Maar dit is andere koek in Troisvilles! Vooral door de nog
grote groep die nog bij elkaar zit Een grote kakafonie van
rammelende bidonnen, ratelende kettingen, trappers en
zadeltasjes. Dan wilden vooral de scheldende Italianen
steeds maar weer passeren. Gewoon in het midden blijven
rijden! Valpartij! Neerkletterende bidonnen, voedingszakjes
en stempelkaarten. Van alles kom je tegen onderweg. Na de
eerste strook lijkt het net of je een klap met de voorhamer
op je hoofd hebt gehad. Je blijft nog even natrillen!
Bij de zware 4 sterren strook nr 22 Pave de Quievy(****-3700m),
na 105 km, kwam ik in de problemen door geweldige steken in
de rechterkant van mijn maag. Was het water of verkeerd
voedsel? Ik was blij dat het na een klein uurtje verdween.
Ik kon amper normaal ademhalen. Om over het verzet maar te
zwijgen. Zo groot mogelijk rijden was het advies. Mijn
favoriet met windkracht 5 tegen op de meeste stroken was:
42/16.
Na een plaspauze raakte ik maatje Marien kwijt. Ik kon wel
aansluiten bij een leuk gezellig groepje renners met een
mooi tempo: De Fiets Tour Club uit Emmen. In de Omloop het
Volk ben ik nog een tijdje opgereden met hun clubcollega
Onno van de Witte uit Emmen. Stomtoevallig, maar zij wilden
de groeten wel overbrengen aan Onno. Samen met fietsclub
Avanti uit Zoetermeer bepaalden zij voor lange tijd het
tempo.
Op Pave de Maing(***-2500 m.), deze strook loopt licht
omhoog, donderde mijn eigen bidon op de kasseien. Snel met
elastiek vastgemaakt. Ook wilde mijn rechterschoen niet meer
uit de trapper. Gewoon vastgetrild! Na de finish bleek ook
dat mijn zadelpen 3 cm was ingezakt door het bonken en
trillen. Niets van gemerkt!
Vervolgens de controle in Raismes, een soort klooster buiten
functie. Prachtige locatie. Ondanks de waarschuwing van de
leiding was er de hele dag heel veel eten en drinken. Over
de Fransen zelf, en in het verkeer niets dan goeds! Vaak
kregen we voorrang, of goede service bij de stempelposten.

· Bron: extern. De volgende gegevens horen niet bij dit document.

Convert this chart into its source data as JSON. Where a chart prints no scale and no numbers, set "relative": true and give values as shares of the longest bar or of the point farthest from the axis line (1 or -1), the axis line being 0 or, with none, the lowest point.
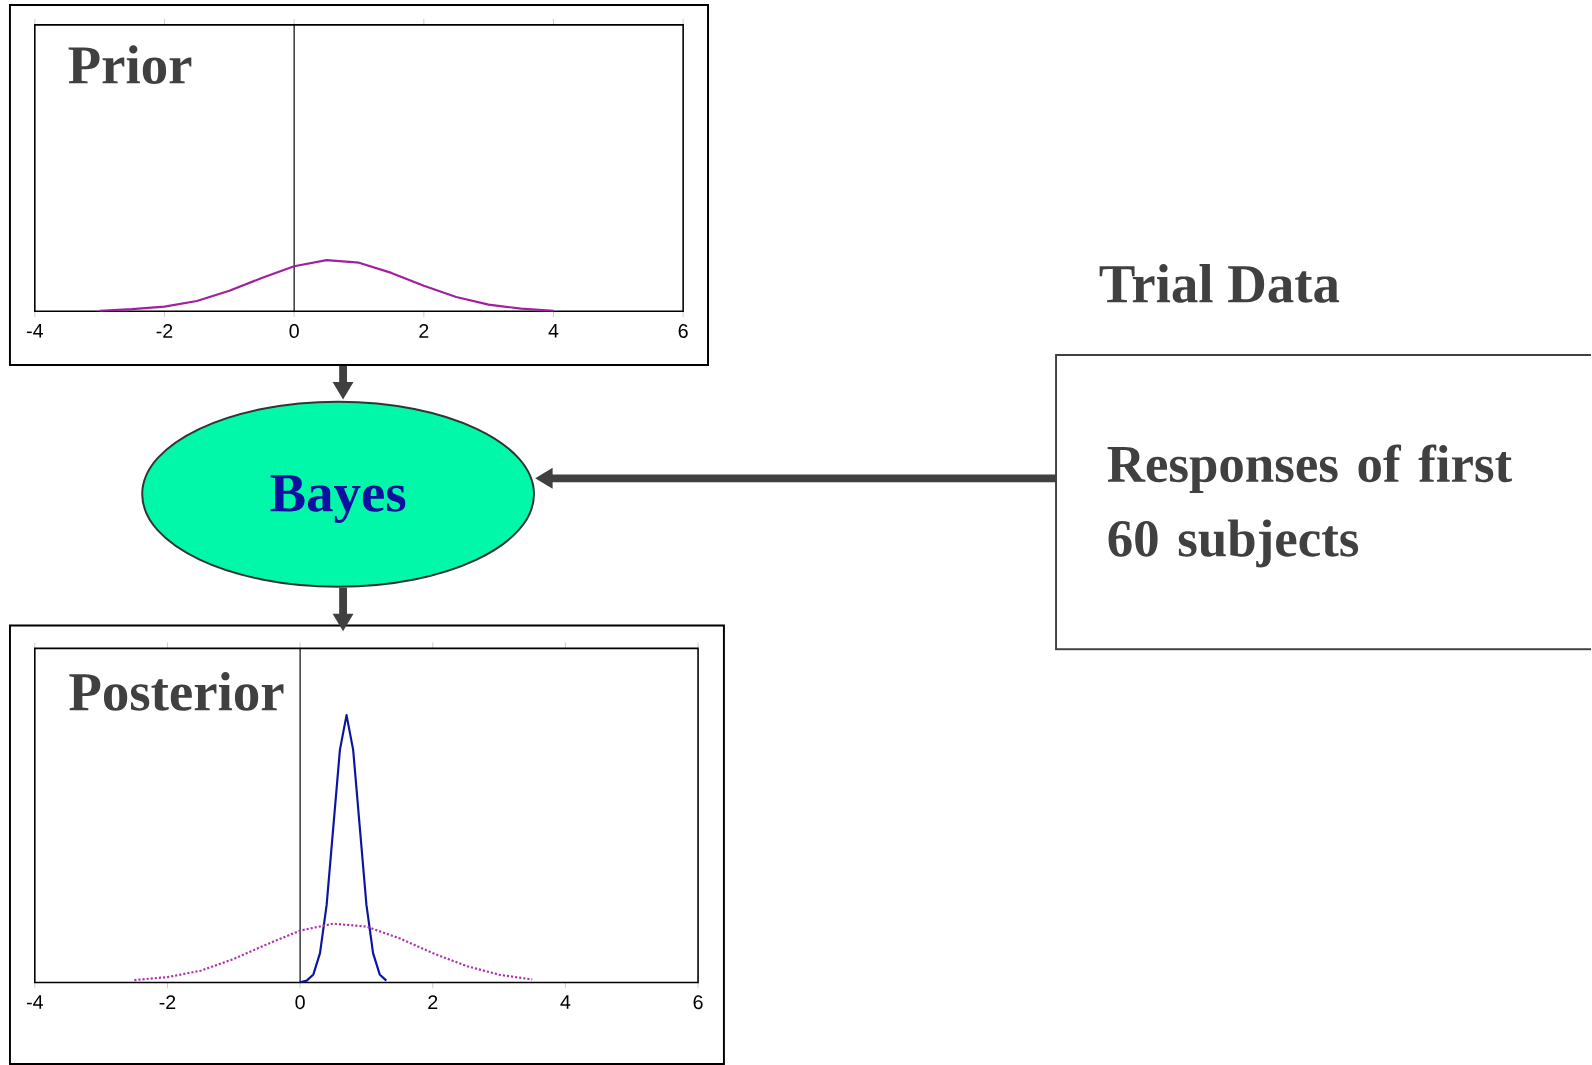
{
  "chart_data": [
    {
      "type": "line",
      "title": "Prior",
      "relative": true,
      "tick_labels": "x",
      "xlim": [
        -4,
        6
      ],
      "xticks": [
        -4,
        -2,
        0,
        2,
        4,
        6
      ],
      "x": [
        -3,
        -2.5,
        -2,
        -1.5,
        -1,
        -0.5,
        0,
        0.5,
        1,
        1.5,
        2,
        2.5,
        3,
        3.5,
        4
      ],
      "values": [
        0.01,
        0.04,
        0.09,
        0.2,
        0.4,
        0.65,
        0.88,
        1.0,
        0.95,
        0.75,
        0.5,
        0.28,
        0.13,
        0.05,
        0.01
      ],
      "color": "#a020a0"
    },
    {
      "type": "line",
      "title": "Posterior",
      "relative": true,
      "tick_labels": "x",
      "xlim": [
        -4,
        6
      ],
      "xticks": [
        -4,
        -2,
        0,
        2,
        4,
        6
      ],
      "series": [
        {
          "color": "#0a14a0",
          "line_style": "solid",
          "x": [
            0,
            0.1,
            0.2,
            0.3,
            0.4,
            0.5,
            0.6,
            0.7,
            0.8,
            0.9,
            1.0,
            1.1,
            1.2,
            1.3
          ],
          "values": [
            0.001,
            0.007,
            0.03,
            0.11,
            0.29,
            0.58,
            0.87,
            1.0,
            0.87,
            0.58,
            0.29,
            0.11,
            0.03,
            0.007
          ]
        },
        {
          "color": "#b030b0",
          "line_style": "dotted",
          "x": [
            -2.5,
            -2,
            -1.5,
            -1,
            -0.5,
            0,
            0.5,
            1,
            1.5,
            2,
            2.5,
            3,
            3.5
          ],
          "values": [
            0.009,
            0.02,
            0.044,
            0.088,
            0.143,
            0.194,
            0.22,
            0.209,
            0.165,
            0.11,
            0.062,
            0.029,
            0.011
          ]
        }
      ]
    },
    {
      "type": "other",
      "title": "Trial Data",
      "annotations": [
        "Bayes",
        "Responses of first 60 subjects"
      ]
    }
  ]
}
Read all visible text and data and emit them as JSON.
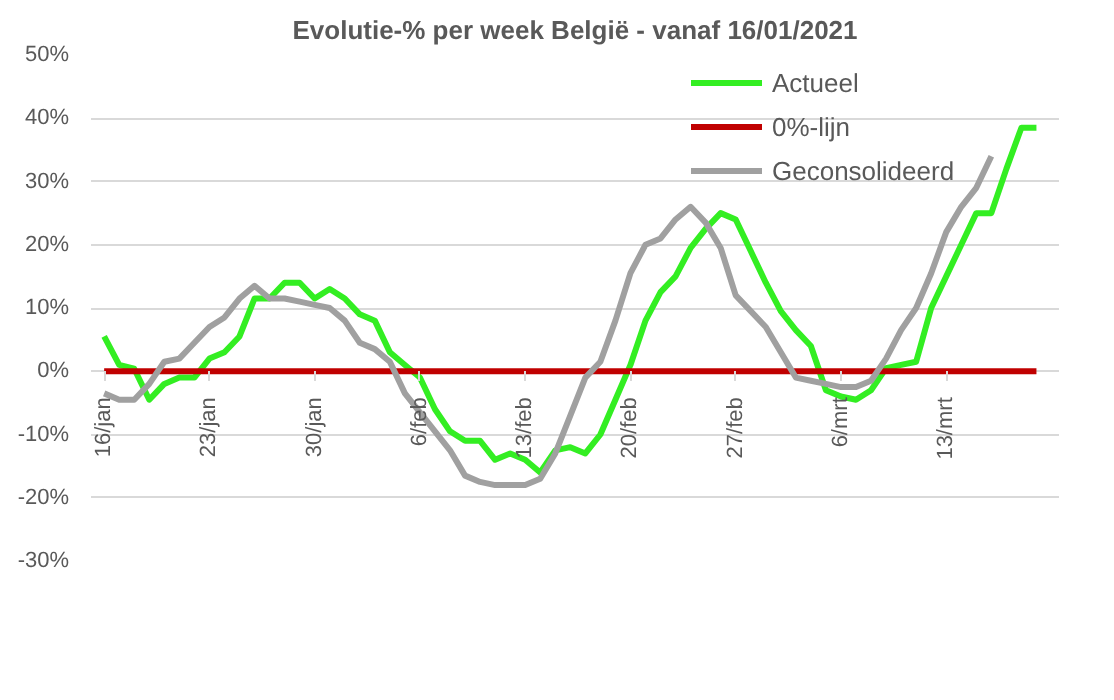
{
  "chart_data": {
    "type": "line",
    "title": "Evolutie-% per week België - vanaf 16/01/2021",
    "x": [
      "2021-01-16",
      "2021-01-17",
      "2021-01-18",
      "2021-01-19",
      "2021-01-20",
      "2021-01-21",
      "2021-01-22",
      "2021-01-23",
      "2021-01-24",
      "2021-01-25",
      "2021-01-26",
      "2021-01-27",
      "2021-01-28",
      "2021-01-29",
      "2021-01-30",
      "2021-01-31",
      "2021-02-01",
      "2021-02-02",
      "2021-02-03",
      "2021-02-04",
      "2021-02-05",
      "2021-02-06",
      "2021-02-07",
      "2021-02-08",
      "2021-02-09",
      "2021-02-10",
      "2021-02-11",
      "2021-02-12",
      "2021-02-13",
      "2021-02-14",
      "2021-02-15",
      "2021-02-16",
      "2021-02-17",
      "2021-02-18",
      "2021-02-19",
      "2021-02-20",
      "2021-02-21",
      "2021-02-22",
      "2021-02-23",
      "2021-02-24",
      "2021-02-25",
      "2021-02-26",
      "2021-02-27",
      "2021-02-28",
      "2021-03-01",
      "2021-03-02",
      "2021-03-03",
      "2021-03-04",
      "2021-03-05",
      "2021-03-06",
      "2021-03-07",
      "2021-03-08",
      "2021-03-09",
      "2021-03-10",
      "2021-03-11",
      "2021-03-12",
      "2021-03-13",
      "2021-03-14",
      "2021-03-15",
      "2021-03-16",
      "2021-03-17",
      "2021-03-18",
      "2021-03-19"
    ],
    "series": [
      {
        "name": "Actueel",
        "color": "#33ee22",
        "values": [
          5.5,
          1,
          0.4,
          -4.5,
          -2,
          -1,
          -1,
          2,
          3,
          5.5,
          11.5,
          11.5,
          14,
          14,
          11.5,
          13,
          11.5,
          9,
          8,
          3,
          1,
          -1,
          -6,
          -9.5,
          -11,
          -11,
          -14,
          -13,
          -14,
          -16,
          -12.5,
          -12,
          -13,
          -10,
          -4.5,
          1,
          8,
          12.5,
          15,
          19.5,
          22.5,
          25,
          24,
          19,
          14,
          9.5,
          6.5,
          4,
          -3,
          -4,
          -4.5,
          -3,
          0.5,
          1,
          1.5,
          10,
          15,
          20,
          25,
          25,
          32,
          38.5,
          38.5
        ]
      },
      {
        "name": "0%-lijn",
        "color": "#c00000",
        "x": [
          "2021-01-16",
          "2021-03-19"
        ],
        "values": [
          0,
          0
        ]
      },
      {
        "name": "Geconsolideerd",
        "color": "#a0a0a0",
        "values": [
          -3.5,
          -4.5,
          -4.5,
          -2,
          1.5,
          2,
          4.5,
          7,
          8.5,
          11.5,
          13.5,
          11.5,
          11.5,
          11,
          10.5,
          10,
          8,
          4.5,
          3.5,
          1.5,
          -3.5,
          -6.5,
          -9.5,
          -12.5,
          -16.5,
          -17.5,
          -18,
          -18,
          -18,
          -17,
          -13,
          -7,
          -1,
          1.5,
          8,
          15.5,
          20,
          21,
          24,
          26,
          23.5,
          19.5,
          12,
          9.5,
          7,
          3,
          -1,
          -1.5,
          -2,
          -2.5,
          -2.5,
          -1.5,
          2,
          6.5,
          10,
          15.5,
          22,
          26,
          29,
          34,
          null,
          null,
          null
        ]
      }
    ],
    "xlim": [
      "2021-01-15T03:00",
      "2021-03-20T12:00"
    ],
    "xticks": [
      {
        "value": "2021-01-16",
        "label": "16/jan"
      },
      {
        "value": "2021-01-23",
        "label": "23/jan"
      },
      {
        "value": "2021-01-30",
        "label": "30/jan"
      },
      {
        "value": "2021-02-06",
        "label": "6/feb"
      },
      {
        "value": "2021-02-13",
        "label": "13/feb"
      },
      {
        "value": "2021-02-20",
        "label": "20/feb"
      },
      {
        "value": "2021-02-27",
        "label": "27/feb"
      },
      {
        "value": "2021-03-06",
        "label": "6/mrt"
      },
      {
        "value": "2021-03-13",
        "label": "13/mrt"
      }
    ],
    "ylim": [
      -30,
      50
    ],
    "yticks": [
      {
        "value": -30,
        "label": "-30%"
      },
      {
        "value": -20,
        "label": "-20%"
      },
      {
        "value": -10,
        "label": "-10%"
      },
      {
        "value": 0,
        "label": "0%"
      },
      {
        "value": 10,
        "label": "10%"
      },
      {
        "value": 20,
        "label": "20%"
      },
      {
        "value": 30,
        "label": "30%"
      },
      {
        "value": 40,
        "label": "40%"
      },
      {
        "value": 50,
        "label": "50%"
      }
    ],
    "grid": "y",
    "legend": "top right",
    "marker": "none",
    "line_style": "solid"
  }
}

Vooral toen we Roubaix naderden ook steeds meer publiek en
applaus langs de kasseistroken!
We maakten ons op voor een van de meest gevreesde stroken
Van Parijs-Roubaix: Strook nr 16, de Tranche d'
Arrenberg(*****-2400 m.). Beter bekend als het Bos van
Wallers…Er hangt nog een spandoek: “Bienvenue a Wallers”,
vrij vertaald als “Welkom in de Hel!”. Bij het inrijden van
het Bos krijg je al een geweldige stoot adrenaline door je
lijf. Maar dit sloeg wel alles. Hier is Napoleon nog met
hobbelende paardenkarren vol wapentuig overheen geweest, op
weg naar zijn Waterloo. De op een hoop gegooide kasseien
liggen kris-kras over het pad verspreid. Hier vallen
motoren, botste Eddy Merckx tegen een boom in 1972, en
raakte Johan Museeuw in 1999 bijna een been kwijt bij een
val op deze met mos begroeide kasseienstrook.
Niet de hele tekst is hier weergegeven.